Fernando Facury Scaff é professor titular de Direito Financeiro da Faculdade de Direito da USP
O governo federal apresentou uma proposta de reforma da tributação da renda no Brasil (PL 2.337/21) no qual constam duas novidades: a extinção dos juros sobre o capital próprio, conhecido pela sigla de JCP, e a tributação dos dividendos em 20%. O texto recebeu um substitutivo apresentado pelo relator, deputado Censo Sabino (PSDB-PA), no qual estas duas incidências foram mantidas.
A justificativa é que isso permitirá que os lucros não sejam distribuídos e fortaleçam o caixa das empresas, que se capitalizarão. Será verdadeiro?
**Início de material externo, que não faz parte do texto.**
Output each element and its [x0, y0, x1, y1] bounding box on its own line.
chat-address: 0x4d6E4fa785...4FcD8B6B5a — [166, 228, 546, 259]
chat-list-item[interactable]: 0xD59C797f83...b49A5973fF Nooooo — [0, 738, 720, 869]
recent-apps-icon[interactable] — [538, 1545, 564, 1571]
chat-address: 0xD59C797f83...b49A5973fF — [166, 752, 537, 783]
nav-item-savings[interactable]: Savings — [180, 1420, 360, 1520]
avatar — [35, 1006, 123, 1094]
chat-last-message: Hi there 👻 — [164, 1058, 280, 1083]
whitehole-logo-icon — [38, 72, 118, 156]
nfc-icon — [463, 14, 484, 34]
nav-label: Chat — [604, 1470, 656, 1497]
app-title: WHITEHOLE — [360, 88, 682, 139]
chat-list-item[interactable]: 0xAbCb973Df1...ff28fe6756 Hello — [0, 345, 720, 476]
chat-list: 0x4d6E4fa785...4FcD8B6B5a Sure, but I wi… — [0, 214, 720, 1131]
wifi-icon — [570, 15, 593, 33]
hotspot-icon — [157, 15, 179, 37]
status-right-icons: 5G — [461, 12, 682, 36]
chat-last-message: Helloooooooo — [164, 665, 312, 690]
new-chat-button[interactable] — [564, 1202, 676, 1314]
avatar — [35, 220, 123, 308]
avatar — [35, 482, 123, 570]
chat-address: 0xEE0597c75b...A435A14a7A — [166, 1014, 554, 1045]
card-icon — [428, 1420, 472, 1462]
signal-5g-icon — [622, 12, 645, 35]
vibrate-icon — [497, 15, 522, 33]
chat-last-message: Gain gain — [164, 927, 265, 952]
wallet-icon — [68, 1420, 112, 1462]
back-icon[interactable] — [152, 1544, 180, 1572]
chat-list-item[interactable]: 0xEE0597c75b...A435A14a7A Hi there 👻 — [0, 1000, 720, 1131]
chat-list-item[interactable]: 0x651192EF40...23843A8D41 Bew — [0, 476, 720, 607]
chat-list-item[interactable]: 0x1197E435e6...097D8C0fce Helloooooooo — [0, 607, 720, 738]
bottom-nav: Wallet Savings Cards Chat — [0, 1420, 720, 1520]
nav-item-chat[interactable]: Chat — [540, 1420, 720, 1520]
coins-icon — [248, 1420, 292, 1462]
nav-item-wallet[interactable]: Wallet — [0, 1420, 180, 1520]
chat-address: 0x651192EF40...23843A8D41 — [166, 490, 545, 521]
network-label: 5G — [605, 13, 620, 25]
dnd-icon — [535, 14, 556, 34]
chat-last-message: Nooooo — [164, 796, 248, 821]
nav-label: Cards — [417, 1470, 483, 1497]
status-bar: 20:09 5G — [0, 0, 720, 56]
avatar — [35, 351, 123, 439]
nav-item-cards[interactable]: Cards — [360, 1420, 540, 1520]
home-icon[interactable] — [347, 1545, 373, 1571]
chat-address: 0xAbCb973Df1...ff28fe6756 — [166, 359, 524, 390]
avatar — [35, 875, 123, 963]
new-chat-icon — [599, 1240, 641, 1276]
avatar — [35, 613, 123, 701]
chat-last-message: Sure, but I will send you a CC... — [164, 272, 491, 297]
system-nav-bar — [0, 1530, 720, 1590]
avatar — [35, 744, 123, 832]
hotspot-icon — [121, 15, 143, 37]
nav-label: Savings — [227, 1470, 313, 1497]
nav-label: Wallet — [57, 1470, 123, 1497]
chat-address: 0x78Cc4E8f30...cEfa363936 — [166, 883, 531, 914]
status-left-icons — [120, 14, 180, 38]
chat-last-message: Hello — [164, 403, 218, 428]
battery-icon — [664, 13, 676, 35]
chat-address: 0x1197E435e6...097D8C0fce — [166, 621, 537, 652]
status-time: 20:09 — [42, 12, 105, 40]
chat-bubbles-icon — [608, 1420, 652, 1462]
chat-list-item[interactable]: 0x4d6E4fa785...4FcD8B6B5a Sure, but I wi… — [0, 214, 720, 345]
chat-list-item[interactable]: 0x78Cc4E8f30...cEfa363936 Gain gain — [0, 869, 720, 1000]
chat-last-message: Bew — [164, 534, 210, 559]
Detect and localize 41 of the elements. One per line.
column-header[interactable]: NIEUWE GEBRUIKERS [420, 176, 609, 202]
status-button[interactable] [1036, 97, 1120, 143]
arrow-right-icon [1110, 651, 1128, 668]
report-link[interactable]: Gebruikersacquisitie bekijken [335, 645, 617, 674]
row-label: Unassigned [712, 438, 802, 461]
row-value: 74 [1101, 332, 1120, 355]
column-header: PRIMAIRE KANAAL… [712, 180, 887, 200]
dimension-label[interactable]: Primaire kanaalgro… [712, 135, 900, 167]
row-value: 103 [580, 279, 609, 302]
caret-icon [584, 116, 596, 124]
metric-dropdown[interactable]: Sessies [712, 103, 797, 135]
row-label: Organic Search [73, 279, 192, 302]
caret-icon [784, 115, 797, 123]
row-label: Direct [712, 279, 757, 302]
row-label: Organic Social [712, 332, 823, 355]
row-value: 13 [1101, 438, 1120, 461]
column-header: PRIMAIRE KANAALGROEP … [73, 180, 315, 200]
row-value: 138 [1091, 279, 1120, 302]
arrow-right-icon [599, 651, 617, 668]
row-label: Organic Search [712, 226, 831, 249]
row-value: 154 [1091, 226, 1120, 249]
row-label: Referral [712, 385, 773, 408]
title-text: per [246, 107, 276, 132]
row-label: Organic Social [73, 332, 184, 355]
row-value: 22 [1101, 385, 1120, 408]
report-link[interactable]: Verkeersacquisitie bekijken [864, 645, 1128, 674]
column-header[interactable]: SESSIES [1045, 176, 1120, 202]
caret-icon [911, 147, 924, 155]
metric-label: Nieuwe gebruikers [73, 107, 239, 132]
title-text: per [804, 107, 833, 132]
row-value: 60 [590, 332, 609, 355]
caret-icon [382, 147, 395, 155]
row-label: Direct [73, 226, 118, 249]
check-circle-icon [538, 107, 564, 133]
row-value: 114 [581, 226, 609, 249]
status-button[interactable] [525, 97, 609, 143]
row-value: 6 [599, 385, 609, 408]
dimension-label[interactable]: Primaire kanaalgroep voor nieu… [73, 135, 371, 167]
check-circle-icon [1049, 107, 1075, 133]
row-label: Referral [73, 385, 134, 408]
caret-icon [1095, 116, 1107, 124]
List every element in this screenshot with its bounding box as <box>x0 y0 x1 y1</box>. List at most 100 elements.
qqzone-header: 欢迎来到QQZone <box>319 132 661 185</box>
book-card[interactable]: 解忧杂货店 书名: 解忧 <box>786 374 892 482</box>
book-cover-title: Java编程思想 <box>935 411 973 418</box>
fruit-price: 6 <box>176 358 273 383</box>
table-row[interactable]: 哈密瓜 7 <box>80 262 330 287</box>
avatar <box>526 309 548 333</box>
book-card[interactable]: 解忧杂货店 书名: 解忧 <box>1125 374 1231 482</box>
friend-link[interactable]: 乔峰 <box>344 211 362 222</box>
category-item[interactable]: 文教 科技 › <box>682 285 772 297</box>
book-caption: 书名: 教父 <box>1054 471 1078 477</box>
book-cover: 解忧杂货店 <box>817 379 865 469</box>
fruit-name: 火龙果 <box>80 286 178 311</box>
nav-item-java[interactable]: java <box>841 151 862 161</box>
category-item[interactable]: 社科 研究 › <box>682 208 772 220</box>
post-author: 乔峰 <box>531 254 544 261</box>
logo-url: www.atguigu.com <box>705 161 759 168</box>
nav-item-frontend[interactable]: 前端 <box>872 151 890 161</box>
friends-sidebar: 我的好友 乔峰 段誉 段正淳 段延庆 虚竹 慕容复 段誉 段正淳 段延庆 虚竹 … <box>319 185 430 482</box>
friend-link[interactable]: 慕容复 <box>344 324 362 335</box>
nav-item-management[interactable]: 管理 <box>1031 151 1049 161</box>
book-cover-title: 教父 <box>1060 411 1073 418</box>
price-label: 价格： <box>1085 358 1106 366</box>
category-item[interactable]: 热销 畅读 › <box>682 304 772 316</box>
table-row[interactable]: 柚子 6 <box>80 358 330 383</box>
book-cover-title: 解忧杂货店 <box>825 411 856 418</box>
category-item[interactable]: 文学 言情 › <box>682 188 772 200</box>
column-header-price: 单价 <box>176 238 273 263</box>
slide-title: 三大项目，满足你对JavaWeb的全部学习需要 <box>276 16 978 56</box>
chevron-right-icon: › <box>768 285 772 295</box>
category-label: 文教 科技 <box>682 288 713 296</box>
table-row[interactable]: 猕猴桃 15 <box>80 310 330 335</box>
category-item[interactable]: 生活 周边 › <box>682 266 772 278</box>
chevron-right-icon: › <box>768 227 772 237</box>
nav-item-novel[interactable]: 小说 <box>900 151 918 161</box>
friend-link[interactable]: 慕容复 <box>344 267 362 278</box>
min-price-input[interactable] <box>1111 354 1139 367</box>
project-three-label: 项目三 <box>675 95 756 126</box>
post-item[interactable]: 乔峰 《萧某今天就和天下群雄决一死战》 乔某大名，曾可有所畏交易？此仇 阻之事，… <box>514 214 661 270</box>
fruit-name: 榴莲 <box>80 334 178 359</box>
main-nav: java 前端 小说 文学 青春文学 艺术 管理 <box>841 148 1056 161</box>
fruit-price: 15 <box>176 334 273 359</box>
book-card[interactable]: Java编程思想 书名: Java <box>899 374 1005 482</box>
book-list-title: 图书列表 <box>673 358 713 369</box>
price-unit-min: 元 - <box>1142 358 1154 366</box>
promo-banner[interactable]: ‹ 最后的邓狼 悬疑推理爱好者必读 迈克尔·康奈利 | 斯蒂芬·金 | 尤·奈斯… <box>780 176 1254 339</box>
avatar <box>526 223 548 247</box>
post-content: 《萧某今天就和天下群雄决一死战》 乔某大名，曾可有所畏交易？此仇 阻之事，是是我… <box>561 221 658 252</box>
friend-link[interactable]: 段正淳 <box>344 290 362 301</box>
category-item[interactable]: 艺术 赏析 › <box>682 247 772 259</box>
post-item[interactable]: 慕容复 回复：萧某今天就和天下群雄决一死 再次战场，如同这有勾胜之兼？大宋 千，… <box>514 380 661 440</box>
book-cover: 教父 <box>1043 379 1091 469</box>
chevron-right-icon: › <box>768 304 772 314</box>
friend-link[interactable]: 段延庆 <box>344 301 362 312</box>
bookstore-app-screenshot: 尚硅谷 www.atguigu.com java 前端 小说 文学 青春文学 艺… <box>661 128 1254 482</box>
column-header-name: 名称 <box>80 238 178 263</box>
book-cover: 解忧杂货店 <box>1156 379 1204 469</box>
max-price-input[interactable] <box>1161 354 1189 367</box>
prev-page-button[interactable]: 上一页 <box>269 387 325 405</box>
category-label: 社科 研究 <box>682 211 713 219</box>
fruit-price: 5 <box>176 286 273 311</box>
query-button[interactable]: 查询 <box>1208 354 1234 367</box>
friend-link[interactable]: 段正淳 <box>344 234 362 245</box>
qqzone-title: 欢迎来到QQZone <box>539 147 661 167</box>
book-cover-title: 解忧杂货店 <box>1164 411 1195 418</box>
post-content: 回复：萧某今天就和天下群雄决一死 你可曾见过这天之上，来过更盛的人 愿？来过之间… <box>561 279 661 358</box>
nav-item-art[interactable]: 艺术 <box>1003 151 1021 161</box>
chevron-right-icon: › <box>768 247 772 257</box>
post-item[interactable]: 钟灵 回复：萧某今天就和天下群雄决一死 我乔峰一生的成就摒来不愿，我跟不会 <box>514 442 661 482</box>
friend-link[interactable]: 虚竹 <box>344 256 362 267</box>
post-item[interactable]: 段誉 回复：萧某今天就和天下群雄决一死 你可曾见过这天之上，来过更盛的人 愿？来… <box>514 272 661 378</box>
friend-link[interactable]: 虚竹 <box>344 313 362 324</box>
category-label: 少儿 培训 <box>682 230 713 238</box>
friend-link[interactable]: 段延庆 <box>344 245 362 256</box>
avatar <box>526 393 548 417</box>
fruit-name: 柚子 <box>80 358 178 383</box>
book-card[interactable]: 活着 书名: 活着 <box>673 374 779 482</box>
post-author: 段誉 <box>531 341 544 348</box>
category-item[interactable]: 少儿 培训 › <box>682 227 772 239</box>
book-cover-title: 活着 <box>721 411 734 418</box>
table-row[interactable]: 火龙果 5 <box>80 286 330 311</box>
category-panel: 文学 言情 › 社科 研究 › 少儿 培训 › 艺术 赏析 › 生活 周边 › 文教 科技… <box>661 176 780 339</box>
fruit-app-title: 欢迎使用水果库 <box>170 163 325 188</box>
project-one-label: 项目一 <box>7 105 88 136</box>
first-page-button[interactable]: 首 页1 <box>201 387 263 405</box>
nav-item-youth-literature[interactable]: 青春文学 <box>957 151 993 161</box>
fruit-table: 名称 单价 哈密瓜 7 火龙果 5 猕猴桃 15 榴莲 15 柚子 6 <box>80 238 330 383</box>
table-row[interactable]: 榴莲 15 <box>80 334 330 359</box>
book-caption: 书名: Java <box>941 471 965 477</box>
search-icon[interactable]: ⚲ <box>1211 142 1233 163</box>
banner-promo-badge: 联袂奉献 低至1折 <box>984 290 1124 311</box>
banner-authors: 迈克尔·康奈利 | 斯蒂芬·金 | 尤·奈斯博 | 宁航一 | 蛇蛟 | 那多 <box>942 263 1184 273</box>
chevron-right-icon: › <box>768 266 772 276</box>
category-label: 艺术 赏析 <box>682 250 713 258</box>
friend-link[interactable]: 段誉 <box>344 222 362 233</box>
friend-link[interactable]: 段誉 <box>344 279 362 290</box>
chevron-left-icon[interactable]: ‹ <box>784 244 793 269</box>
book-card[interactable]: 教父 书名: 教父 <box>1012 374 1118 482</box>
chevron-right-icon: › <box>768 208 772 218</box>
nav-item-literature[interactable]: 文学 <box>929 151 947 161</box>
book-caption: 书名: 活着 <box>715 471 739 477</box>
Os JCP decorrem de uma isonomia entre a remuneração do capital próprio e o de terceiros. Suponhamos que uma pessoa, física ou jurídica, tenha recursos disponíveis para investir. Se colocar esse dinheiro no mercado financeiro, receberá x% de juros; mas se colocar em uma empresa, quanto receberá? Eis o ponto: o pagamento de JCP estabelece que o investidor receberá juros pelo capital que aportar diretamente na empresa, tal qual receberia se investisse no mercado financeiro, com a característica de que tais juros equivalem a menor taxa existente no mercado, que é a TJLP, conforme estabelecidos por lei.
Para a empresa que tomou o capital emprestado, próprio ou de terceiros, o valor será abatido como despesa na contabilidade, e o investidor será remunerado pelo capital investido.
Nesse sentido, a extinção dos JCP não gerará nenhum fortalecimento do caixa, pois estimulará os investidores a irem ao mercado financeiro, onde os juros são maiores, e não haverá nenhuma remuneração pelo capital aportado diretamente nas empresas. Isso as obrigará a ir ao mercado financeiro para se capitalizar, a taxas de juro seguramente maiores que a TJLP anual, que em 2020 ficou em 4,87% ao ano. A intermediação financeira entre investidores e empresas aumentará fortemente, fragilizando as empresas ao invés de as fortalecer.
Por outro lado, a tributação dos dividendos apenas gerará maior arrecadação, sem que esses valores fiquem retidos nas empresas, pois quem aporta capital em uma empresa busca obter lucros, sem que eles fiquem indefinidamente retidos para reinvestimento. Logo, também esse argumento não se sustenta.
Trata-se de singelo aumento de arrecadação, o que se verifica através de uma conta básica. Pelo substitutivo a incidência do IRPJ será de 12,5%, que somado à CSLL de 9%, equivalerá a um total de 21,5% de tributação da renda na pessoa jurídica. Com a tributação dos dividendos em 20%, a carga tributária será de 41,5%.
O argumento de que uma coisa é a tributação da pessoa jurídica e outra é a da pessoa física se caracteriza como simples retórica, pois a renda é a mesma, seja auferida ou distribuída.
Em síntese: nestes dois tópicos a proposta de reforma apenas aumenta a carga tributária, ao invés de a reduzir, e o argumento de que isso fortalecerá as empresas não se sustenta à luz dos fatos. E contra os fatos não há argumento.